The best part was at the end of both days. We got a 72 ounce soda from Kmart. Some people say cleaning isn't work, but it is. We were actually sweating towards the end of the day. It was so nice just sitting at my normal smelling house with a nice cold soda doing absolutely nothing (pretty much what I had done my whole summer). In total, I made about forty or so bucks, although I can't remember exactly how much, because my memory fails like that. Oddly I didn't even care about the money anymore. It was more like, get this done so you can go home and turn on the air conditioning. (The air conditioning at the house we were cleaning wasn't working, and the fans we found had so little power, you couldn't even feel the air unless you were literally standing right in front of them.)

 

So, what did I learn from this experience? Well when your parents tell you to clean your room, this is exactly why you should. It will become a jungle you have to excavate through, fighting off demon bugs, spiders, and lizards, trying not to breathe because if you do, you'll want to puke. I also resolved that I will never ever rent out houses to anyone. Seriously not worth the trouble.

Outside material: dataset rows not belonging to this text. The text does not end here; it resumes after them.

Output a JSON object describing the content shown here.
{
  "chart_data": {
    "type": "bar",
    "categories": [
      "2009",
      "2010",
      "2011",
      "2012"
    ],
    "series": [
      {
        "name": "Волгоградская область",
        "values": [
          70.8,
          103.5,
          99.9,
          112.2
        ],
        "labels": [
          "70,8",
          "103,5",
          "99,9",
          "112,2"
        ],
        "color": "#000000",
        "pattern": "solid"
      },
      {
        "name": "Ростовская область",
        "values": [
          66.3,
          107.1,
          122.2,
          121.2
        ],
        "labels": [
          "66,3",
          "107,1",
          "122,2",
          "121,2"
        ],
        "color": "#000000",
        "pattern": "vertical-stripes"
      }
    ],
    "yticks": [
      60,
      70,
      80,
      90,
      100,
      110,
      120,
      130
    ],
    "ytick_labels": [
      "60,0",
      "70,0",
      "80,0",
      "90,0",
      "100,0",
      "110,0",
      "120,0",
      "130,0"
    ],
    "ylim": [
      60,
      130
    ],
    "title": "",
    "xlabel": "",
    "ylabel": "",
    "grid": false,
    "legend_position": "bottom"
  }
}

My grandma had people come and completely clean out the kitchen tile, which was stained by what I presume to be decomposing food from the trash bags in the corner. After the smell, according to my grandma, was gone, I revisited the house with her, and whether it was just my imagination or really there, I could still smell it despite all they had done. I seriously could not understand how people could live in a house like that. Stench aside, where did they sleep? You could guess the couches, since we found no actual beds, but even the couches were cluttered with junk. Not to mention, I could never fall asleep in a place infested with bugs. I'd sit there imagining them crawling over you in your sleep. It's just terrible.

 

Also that family, along with leaving that lovely mess behind for us to clean up, ended up staying there for four months for free. They were evicted, and it took them four months to actually leave and they hightailed it before paying. So pretty much all pity I had for them, disappeared. I still felt a little bad for the kids, since it was the parents' fault for making their kids live in this environment. They're obviously teaching their kids no responsibility, and that will get the kids nowhere in life. It's enough to make you grateful for what you have, even if it's responsibility, which in most cases you don't want. I don't want to clean my room, but it's just something you have to do or else it will end up like that house. There are things you don't want to do, and don't want to take responsibility for, but you just have to because that's how life is.